Detrás de la casa de campo, hay una puerta. Es una puerta vieja y oxidada. Que en sus comienzos fue una fuerte, oscura, y resistente guardiana. Sólo voy allí los otoños. Aunque algunas primaveras voy a ver los arroyos que florecen de entre las rocas.
Es un camino duro, resbaladizo,y un tanto peligroso, al principio hay que tener cuidado con las ramas porque si no te puedes hacer daño. Una vez que has andado unos 30 metros, llegas a un lugar por el que en todas direcciones hay árboles sin hojas. Pisas el suelo húmedo, con olor a hierba y notas bajo las zapatillas la textura blanda de las hojas.
Es como si se oyera música de fondo.
Las rocas te ofrecen un lugar de descanso. Y el musgo un húmedo y oloroso lecho. Los madroños dan color a toda aquella maravilla de tierra, madera, roca y verde que me rodea. Apenas se perciben unos rayos verdosos de luz entre los árboles, hay que volver pronto o no sabré por donde. Añoro mis pinceles.
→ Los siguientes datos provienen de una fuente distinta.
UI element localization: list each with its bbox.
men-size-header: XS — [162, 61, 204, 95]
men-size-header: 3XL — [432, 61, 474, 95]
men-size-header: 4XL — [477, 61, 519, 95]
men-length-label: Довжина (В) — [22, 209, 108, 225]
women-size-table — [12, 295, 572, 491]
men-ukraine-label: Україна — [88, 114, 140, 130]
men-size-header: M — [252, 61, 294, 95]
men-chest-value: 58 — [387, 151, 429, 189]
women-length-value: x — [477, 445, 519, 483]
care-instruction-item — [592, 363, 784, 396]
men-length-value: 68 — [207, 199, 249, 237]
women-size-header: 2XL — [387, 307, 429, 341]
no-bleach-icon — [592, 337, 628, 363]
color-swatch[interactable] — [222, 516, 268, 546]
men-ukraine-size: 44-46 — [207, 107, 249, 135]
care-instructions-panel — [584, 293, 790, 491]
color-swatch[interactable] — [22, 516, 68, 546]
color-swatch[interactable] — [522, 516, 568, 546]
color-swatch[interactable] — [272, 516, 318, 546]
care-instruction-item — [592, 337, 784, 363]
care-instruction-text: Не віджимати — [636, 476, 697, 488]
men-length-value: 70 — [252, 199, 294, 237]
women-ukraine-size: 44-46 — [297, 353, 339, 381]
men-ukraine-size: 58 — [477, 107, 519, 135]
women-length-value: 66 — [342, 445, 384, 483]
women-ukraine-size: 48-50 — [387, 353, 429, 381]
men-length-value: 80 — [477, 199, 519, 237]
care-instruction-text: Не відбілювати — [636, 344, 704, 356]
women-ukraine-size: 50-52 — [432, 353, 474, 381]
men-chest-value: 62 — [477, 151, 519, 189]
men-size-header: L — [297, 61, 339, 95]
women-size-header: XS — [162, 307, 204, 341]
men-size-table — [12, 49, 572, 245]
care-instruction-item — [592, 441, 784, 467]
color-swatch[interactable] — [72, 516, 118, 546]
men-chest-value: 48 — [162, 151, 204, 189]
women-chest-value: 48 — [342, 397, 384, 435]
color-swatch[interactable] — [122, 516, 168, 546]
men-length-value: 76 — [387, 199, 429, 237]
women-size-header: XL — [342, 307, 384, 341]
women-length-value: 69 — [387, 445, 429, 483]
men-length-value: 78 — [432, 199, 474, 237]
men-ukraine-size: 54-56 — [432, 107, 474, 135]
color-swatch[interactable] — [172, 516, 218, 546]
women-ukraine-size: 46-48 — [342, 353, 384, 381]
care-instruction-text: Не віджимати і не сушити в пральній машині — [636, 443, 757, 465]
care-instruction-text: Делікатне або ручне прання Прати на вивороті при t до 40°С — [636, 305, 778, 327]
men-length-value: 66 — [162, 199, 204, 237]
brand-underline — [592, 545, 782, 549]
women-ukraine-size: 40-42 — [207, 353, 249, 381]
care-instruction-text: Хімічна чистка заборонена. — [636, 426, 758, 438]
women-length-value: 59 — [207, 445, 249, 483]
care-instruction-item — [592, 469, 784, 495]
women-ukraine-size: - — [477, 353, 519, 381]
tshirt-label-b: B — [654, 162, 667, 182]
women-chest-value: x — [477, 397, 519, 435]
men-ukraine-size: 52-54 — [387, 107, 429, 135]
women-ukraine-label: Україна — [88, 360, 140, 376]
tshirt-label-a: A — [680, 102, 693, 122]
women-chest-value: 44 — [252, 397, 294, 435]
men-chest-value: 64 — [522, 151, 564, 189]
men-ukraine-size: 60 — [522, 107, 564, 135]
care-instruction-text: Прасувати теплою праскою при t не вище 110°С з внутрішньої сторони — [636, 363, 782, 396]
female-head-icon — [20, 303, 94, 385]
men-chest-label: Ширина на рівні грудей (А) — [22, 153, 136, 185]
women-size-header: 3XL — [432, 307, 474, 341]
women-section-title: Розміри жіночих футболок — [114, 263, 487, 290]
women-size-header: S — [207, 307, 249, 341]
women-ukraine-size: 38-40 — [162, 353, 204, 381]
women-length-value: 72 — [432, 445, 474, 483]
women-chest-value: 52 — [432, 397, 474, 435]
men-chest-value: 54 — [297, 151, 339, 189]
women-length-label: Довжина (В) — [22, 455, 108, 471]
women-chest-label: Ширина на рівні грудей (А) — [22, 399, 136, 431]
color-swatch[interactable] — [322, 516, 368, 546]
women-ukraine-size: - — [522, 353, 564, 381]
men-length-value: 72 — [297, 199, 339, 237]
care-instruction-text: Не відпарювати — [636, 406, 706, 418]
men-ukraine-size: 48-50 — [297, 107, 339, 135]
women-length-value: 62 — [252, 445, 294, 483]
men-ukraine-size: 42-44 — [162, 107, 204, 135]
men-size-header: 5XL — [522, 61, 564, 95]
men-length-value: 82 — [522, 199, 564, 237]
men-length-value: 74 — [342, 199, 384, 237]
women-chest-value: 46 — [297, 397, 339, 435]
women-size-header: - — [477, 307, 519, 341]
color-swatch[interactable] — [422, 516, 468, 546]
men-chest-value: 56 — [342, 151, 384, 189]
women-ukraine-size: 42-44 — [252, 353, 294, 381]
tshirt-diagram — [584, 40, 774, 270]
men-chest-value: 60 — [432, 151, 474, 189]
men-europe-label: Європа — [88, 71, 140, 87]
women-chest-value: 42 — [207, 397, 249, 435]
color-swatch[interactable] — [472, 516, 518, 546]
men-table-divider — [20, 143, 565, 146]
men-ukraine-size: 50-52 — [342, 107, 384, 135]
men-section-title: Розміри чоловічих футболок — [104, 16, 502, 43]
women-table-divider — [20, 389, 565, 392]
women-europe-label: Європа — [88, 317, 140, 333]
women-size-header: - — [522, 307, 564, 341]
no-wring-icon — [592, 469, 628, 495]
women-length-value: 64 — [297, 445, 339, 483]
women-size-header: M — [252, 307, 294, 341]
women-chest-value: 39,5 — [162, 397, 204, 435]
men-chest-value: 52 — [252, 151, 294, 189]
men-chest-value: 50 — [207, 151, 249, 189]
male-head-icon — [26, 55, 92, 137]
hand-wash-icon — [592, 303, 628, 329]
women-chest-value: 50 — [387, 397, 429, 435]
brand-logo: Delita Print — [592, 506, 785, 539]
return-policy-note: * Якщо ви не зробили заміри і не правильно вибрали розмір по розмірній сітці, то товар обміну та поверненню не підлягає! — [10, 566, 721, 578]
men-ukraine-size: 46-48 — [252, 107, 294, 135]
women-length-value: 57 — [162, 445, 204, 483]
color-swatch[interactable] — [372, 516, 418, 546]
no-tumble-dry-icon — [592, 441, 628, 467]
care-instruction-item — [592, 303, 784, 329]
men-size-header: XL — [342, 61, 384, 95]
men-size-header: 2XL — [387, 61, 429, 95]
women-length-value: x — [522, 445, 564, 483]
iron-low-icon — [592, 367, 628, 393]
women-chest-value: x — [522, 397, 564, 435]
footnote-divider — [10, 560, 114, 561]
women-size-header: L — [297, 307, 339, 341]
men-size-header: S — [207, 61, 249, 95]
Camino cada otoño por un camino nuevo. Bajo cuestas, salto rocas, cojo ramas, y descubro olores nuevos. Hasta que encuentro un lugar. Es un árbol viejo, grande, y oscuro. Cojo la navaja y hago lo que todos los años. Pongo mi nombre, la fecha, y hago el dibujo de una hoja. Hay marcas fechadas en marzo, abril,y mayo. De aquellas primaveras que voy. Hay una mariposa en lugar de una hoja.
Me siento en una roca y veo como los verdosos rayos de luz se van anaranjando, y oscureciendo. Busco un lugar y miro entre las ramas el cielo. Morado y rosáceo. Ojalá pudiera ir todos los días. O quedarme allí para siempre. Pero tengo que volver. Se empiezan a oír a los animales del bosque que salen. Las lechuzas y el aullido de lo que identifiqué como lobos. Por suerte no me he encontrado ningún animal salvaje.
Vuelvo, cierro la puerta vieja, oscura y oxidada. Miro al cielo, y ya se ven las estrellas.